Brigid Daull Brockway is technically a writer

A blog about words, wordplay, and etymology, with slightly more than occasional political rants.

Friday, April 12, 2013

Rules Are Rules

One day, my friends and I were out antiquing, for reasons I'm not clear on. It's not like we can have nice things (see bit about Puck eating laptop cords in previous post). Luckily, this shop wasn't particularly full of nice things. Couple of ratty wigs, the same collection of broke down pillbox hats you find in every vintage store, some random high school art class assignments and, swear to god, a fur-lined chandelier (I'm not sure which is more shocking: that it exists, or that I didn't buy it).
In one room, we came upon a coffee table with something on it that appeared to be a vaguely vase-shaped arrangement of pointy glass shards.
Things you find when you Google
"glass shard vase"
The group of us happened to have recently seen the cinematic masterpiece Hologram Man about a dystopian future in which prisoners are put into holographic stasis instead of prisons. Because sure.
Now in this film, several people, holograms and non-holograms alike, get thrown very far. In all but one of these instances, the person being thrown landed on a coffee table, which subsequently broke. The reason the acting, special effects, premise, etc. were so terrible was that the movie used up all its budget on coffee tables.

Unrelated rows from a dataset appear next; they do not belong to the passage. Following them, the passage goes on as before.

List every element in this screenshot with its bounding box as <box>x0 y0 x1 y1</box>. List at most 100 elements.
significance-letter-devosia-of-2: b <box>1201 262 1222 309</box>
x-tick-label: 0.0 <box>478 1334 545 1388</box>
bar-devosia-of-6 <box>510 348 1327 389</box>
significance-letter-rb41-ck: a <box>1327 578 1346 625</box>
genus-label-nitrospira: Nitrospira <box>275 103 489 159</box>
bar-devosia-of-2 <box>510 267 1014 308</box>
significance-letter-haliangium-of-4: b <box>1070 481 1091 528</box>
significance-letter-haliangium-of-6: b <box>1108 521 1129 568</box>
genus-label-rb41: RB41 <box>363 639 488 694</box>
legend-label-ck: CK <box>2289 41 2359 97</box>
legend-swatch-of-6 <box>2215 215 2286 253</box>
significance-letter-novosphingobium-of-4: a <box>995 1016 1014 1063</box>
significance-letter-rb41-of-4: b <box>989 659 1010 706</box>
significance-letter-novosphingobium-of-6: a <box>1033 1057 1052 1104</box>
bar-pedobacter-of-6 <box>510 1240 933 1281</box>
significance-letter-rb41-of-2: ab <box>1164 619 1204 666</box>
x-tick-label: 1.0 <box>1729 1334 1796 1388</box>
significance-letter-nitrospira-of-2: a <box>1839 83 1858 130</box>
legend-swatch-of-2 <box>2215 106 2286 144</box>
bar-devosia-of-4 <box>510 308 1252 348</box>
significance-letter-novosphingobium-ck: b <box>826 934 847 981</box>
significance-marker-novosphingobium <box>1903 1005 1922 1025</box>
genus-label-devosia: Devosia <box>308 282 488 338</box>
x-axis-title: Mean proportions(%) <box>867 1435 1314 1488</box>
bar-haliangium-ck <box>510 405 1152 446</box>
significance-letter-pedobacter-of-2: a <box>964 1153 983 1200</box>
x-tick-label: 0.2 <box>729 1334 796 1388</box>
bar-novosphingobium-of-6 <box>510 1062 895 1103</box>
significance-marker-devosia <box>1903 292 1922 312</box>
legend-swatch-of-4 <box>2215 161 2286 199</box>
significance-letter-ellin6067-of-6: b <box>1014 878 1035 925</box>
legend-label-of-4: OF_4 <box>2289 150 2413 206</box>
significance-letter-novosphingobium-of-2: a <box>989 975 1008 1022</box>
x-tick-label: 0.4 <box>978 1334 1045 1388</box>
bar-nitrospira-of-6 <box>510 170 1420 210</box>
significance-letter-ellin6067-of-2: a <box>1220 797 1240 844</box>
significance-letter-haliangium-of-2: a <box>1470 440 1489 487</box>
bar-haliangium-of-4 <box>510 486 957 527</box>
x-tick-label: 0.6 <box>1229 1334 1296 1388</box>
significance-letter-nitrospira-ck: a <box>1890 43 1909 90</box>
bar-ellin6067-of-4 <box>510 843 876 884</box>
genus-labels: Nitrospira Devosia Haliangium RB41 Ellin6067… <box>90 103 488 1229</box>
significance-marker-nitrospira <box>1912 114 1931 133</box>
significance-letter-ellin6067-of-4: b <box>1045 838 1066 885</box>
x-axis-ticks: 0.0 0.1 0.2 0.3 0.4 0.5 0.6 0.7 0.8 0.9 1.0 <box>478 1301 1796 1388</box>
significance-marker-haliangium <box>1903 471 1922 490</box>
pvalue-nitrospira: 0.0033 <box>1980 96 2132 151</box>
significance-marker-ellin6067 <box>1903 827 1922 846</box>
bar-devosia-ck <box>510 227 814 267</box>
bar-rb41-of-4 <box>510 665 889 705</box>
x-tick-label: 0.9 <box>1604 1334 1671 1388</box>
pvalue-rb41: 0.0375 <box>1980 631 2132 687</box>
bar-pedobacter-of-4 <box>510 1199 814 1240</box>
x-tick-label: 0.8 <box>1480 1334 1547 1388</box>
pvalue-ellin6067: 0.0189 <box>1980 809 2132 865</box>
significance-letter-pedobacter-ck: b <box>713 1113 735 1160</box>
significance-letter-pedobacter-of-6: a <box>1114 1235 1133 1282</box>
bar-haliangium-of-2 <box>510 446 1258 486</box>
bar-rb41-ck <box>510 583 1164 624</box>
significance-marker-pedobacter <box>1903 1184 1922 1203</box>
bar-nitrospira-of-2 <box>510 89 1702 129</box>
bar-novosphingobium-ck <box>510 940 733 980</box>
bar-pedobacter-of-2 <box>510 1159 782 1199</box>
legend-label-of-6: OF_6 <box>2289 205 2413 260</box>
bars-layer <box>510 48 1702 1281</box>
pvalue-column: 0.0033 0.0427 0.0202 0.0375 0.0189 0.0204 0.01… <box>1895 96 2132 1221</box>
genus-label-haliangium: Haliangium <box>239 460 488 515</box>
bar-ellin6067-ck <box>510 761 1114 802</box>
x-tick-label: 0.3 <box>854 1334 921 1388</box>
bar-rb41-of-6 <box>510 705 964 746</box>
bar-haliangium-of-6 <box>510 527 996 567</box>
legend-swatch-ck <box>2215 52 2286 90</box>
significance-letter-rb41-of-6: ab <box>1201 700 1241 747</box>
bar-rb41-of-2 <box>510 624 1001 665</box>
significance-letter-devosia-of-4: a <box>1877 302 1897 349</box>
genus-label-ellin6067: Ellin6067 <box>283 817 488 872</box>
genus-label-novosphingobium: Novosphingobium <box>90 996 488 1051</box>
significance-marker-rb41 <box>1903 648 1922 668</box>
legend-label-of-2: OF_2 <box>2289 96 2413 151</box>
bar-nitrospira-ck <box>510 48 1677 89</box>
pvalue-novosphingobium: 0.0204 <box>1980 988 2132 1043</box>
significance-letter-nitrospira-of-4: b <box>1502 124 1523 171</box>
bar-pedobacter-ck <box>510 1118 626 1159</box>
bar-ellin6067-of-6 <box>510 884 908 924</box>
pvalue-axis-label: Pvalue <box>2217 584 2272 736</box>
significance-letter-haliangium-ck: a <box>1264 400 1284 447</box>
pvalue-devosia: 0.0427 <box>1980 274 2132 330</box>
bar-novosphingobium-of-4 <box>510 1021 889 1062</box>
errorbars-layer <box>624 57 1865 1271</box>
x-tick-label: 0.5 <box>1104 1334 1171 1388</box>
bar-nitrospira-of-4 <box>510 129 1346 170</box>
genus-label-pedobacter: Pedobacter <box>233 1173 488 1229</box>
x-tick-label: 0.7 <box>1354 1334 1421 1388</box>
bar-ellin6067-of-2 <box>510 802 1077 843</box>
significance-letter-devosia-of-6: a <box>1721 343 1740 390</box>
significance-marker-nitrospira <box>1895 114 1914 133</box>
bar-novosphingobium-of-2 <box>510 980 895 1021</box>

If only the director hadn't insisted on Faberge tables.
5000 Russian peasants starved
to death so you could smash
this table.
This made me remark to my friends that if the coffee tables in Hologram Man had held glass shard vases like this one, the movie would have been a whole lot more interesting.
One of my friends replied "Sure, this is Chekhov's coffee table."
Oh that's where I was going with this. Totally forgot.
Okay, well despite my having been a theatre major and an English major at points during my college career, I had never heard the expression my friend was perverting, "Chekhov's gun." Probably because I spent most of my high school and college years concentrating very hard on not learning anything. At least I succeeded at something.
The expression "Chekhov's gun" refers to the rule in drama, first articulated by Anton Chekhov,  that if a gun is shown in Act 1, someone will be shot in a later act.
I have come up with a couple of very important corollaries to this rule.
  • The Coughing Corollary: In any period film, if a character coughs even once, they will be dead of consumption before the film is over. Name me a single work in which this is not the case.
    • There was a sub-corollary for about two decades in mainstream films in which if a character coughed once, and that character was even a tiny bit gay, that character had AIDS. 
    • I mean, actually, for most of that time, if a man was gay in a mainstream film, he already had AIDS.
  • The Terminally Transgender rule: While TV and films make clear that transgender-ism isn't necessarily fatal, it can be, if untreated. Angel in Rent, Hillary Swank's character in Boys Don't Cry, an episode of pretty much every crime drama.
  • The Transgender Terminator: Those trans people - death and mayhem follow wherever they go. When they're not busy dying in touching and inspirational ways, it's because they're out on a killing spree. Silence of the Lambs, Psycho, The World According to Garp... Public service announcement: Trans people are no more likely to horribly murder people than, say, gingers. Okay, maybe gingers are a bad example, what with the soul stealing...
  • The Condom Curse: In the world of movies and books, if you have sex without using a condom, there is a 100% chance you are pregnant. Unless you're trying to get pregnant, and have sex without a condom, there's a pretty good chance you're infertile. Sorry kids.